Is Edsforth Still Employed?

The Daily Dartmouth reports today that the illustrious Ronald Edsforth, who was at some point in the not-to-distant past teaching a class titled “War and Peace” (and maybe in charge of the War/Peace program, which I believe was recently eliminated), organized a protest at a debate on torture and extra-judicial killings. “Torture and extra-judicial killing are not legitimate policy options,” a flier he was distributing read. “They should be condemned by all as barbaric, illegal and immoral.”

This is obviously a much more complex issue than Edsforth would have anyone believe. I wonder what his thoughts are on the ticking-bomb scenario, whereby the U.S. has a in custody a terrorist who knows the details of an imminent attack that will kill thousands of American civilians? He won’t talk, so what does the U.S. do? Is torture in that situation a viable option? The answer may not be clear, but it is certainly open for debate–and, indeed, it is a debate that should be encouraged. Can anyone in good conscience deny that?

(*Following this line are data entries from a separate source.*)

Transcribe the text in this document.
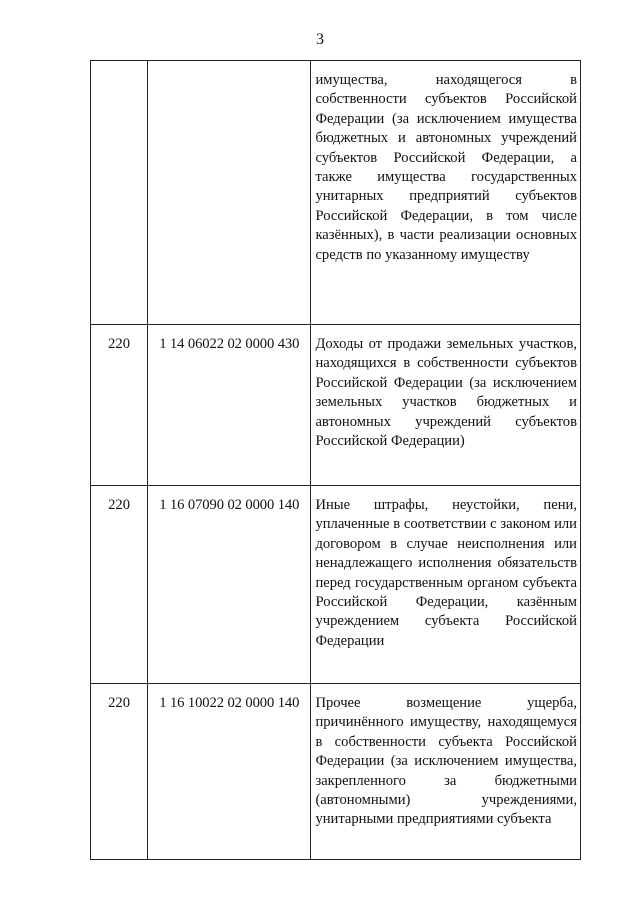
3
		имущества, находящегося в собственности субъектов Российской Федерации (за исключением имущества бюджетных и автономных учреждений субъектов Российской Федерации, а также имущества государственных унитарных предприятий субъектов Российской Федерации, в том числе казённых), в части реализации основных средств по указанному имуществу
220	1 14 06022 02 0000 430	Доходы от продажи земельных участков, находящихся в собственности субъектов Российской Федерации (за исключением земельных участков бюджетных и автономных учреждений субъектов Российской Федерации)
220	1 16 07090 02 0000 140	Иные штрафы, неустойки, пени, уплаченные в соответствии с законом или договором в случае неисполнения или ненадлежащего исполнения обязательств перед государственным органом субъекта Российской Федерации, казённым учреждением субъекта Российской Федерации
220	1 16 10022 02 0000 140	Прочее возмещение ущерба, причинённого имуществу, находящемуся в собственности субъекта Российской Федерации (за исключением имущества, закрепленного за бюджетными (автономными) учреждениями, унитарными предприятиями субъекта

Regarding extra-judicial killings: How does Edsforth feel about the targeted killing of high-ranking al-Qaeda officers (or even low-level grunts)? If a U.S. sniper has al-Zarqawi in his cross-hair, and he’ll escape unless the soldier pulls the trigger, what should the soldier do? Again, some people may not think we should kill terrorists in that fashion, but to discourage people from attending a debate aiming to illuminate the complexities and nuances of these questions is galling.

I thought Edsforth was canned my senior year, but I recall that there was some student grumbling about it (and I think Edsforth himself shamelessly tried to organize a petition, which I guess if he’s still around was successful). Anyway, if there were any question about whether he should remain at Dartmouth, this protest should settle it. To say that these issues are simply beyond debate, are “not legitimate policy options,” shows a casual disregard for the premise of free inquiry and open debate, a core value all professors should respect.

(Also, that Edsforth was “delighted” by the protest turnout–a whopping ten people–is just another sign that he’s disconnected from reality.)